そう提案すると、花園はさっきまで不幸のど真ん中という顔だったのに、ぱあっと明るくなった。


「え!いいの?本当に、いいの?板狩いたかりさん!」

「はい、聞くだけになるかもしれませんけど、良いですか?」

「勿論だよ!首を横に振る奴なんていないでしょ!だって庵黒堂だよ??」


花園は目を輝かせている。無いはずの犬の耳としっぽが見え隠れするぐらいには、嬉しそうだ。
私が辞める時に泣いてくれた上司の、こんなやつれた姿は見たくないし、上司としても頼れる存在だった花園を何とかしたいと思ったのも事実だ。

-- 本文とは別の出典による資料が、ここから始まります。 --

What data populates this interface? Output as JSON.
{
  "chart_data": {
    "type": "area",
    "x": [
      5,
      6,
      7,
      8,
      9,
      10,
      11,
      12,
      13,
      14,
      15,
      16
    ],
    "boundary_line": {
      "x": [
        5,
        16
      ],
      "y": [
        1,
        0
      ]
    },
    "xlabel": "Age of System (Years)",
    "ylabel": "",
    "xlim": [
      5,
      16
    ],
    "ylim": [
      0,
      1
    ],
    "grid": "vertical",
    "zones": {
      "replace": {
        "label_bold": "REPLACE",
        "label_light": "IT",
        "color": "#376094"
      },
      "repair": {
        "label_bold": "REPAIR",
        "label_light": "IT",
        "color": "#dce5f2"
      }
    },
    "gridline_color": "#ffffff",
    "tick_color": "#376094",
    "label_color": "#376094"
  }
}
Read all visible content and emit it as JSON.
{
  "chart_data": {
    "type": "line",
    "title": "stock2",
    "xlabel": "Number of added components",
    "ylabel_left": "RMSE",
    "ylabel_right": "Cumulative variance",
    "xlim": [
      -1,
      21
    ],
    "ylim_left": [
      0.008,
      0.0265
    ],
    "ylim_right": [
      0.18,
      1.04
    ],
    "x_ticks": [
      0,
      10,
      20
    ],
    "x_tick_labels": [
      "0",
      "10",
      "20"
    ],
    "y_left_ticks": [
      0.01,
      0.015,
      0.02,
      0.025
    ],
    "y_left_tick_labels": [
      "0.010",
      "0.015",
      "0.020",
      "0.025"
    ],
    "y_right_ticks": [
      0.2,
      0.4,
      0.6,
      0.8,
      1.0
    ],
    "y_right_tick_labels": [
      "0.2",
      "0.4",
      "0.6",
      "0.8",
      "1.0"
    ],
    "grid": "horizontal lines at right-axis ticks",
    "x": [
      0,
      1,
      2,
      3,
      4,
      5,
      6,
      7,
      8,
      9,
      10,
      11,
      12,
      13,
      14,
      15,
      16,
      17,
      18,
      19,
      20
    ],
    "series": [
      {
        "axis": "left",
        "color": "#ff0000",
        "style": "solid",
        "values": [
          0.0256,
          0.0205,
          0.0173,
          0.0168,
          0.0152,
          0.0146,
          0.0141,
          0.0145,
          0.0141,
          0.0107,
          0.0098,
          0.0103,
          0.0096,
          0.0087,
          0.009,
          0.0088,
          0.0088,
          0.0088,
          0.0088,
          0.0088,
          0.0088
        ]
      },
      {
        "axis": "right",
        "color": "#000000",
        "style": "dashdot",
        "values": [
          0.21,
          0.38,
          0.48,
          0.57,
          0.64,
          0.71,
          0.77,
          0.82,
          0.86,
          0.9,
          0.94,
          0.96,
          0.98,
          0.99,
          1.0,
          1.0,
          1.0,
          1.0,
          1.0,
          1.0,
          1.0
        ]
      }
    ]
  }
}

「ただ、一つだけお願いがあるんです。神社にお参りに行って、願いごとを神様にお伝えしてきてもらえますか?
 花園さんの心からの本気のお願いじゃないと、叶わないような気がするので。」

「わかった!どこの神社でもいいのかな?」

「できれば稲荷神社がいいと思いますけど、私がお祈りしたのはこの神社ですね。」


地図アプリで私のお祈りした神社の場所を共有し、笑顔になった花園と別れた。
もし一緒に働くことが出来たら、花園なら安心して一緒に仕事ができるし、私にとっても飛躍のチャンスになる。
あとは花園の本気度次第だろうけど、私みたいにいっぱい願望だだもれお祈りでも何とかなったのだし、大丈夫だと思いたい。
偶然でも、懐かしい人とお話ができて足取りも軽くリーフ亭へと向かった。


「それは必然ですね。」


リーフ亭でさっきの出来事を話すと、狐崎こざきはそう言った。


「こういう時の偶然は、神様が引き合わせてくれてるんです。板狩いたかりちゃんの気持ちに神様が応えてくださったんやと思います。」


狐崎こざきにそう言われると、本当にそんな気がしてくるから不思議だ。
確かに、上司を配属する話を聞かされた時にまっさきに浮かんだのは花園の顔だった。
良い上司に恵まれないと言う話はよく聞くけれど、花園はとても上司としてできた人だったと思う。
何より部下を認めてくれ、かばってくれる器がある。


「そうなんですね。神様にしっかり感謝しないといけないですね。私も明日朝、出社前にお祈りしてから紫狼しゃちょうに話をしてみます。お忙しいから逢えるかわからないですけど。
 困っている人の力になりたいです、私。」

「ええ心がけですね。願いが叶うとええですね。その上司のひともきちんと神様にお祈りしてくだされば、願いは叶い易ぅなると思いますよ。」


狐崎こざきの暖かい言葉に力を貰って、少し副業の打ち合わせをして家へと帰宅した。
場所が変わればこんなに人生が楽しい物になるなんて、私は思っていなかった。
本当にご縁というのはあるんだなと思うと、また神様に感謝する。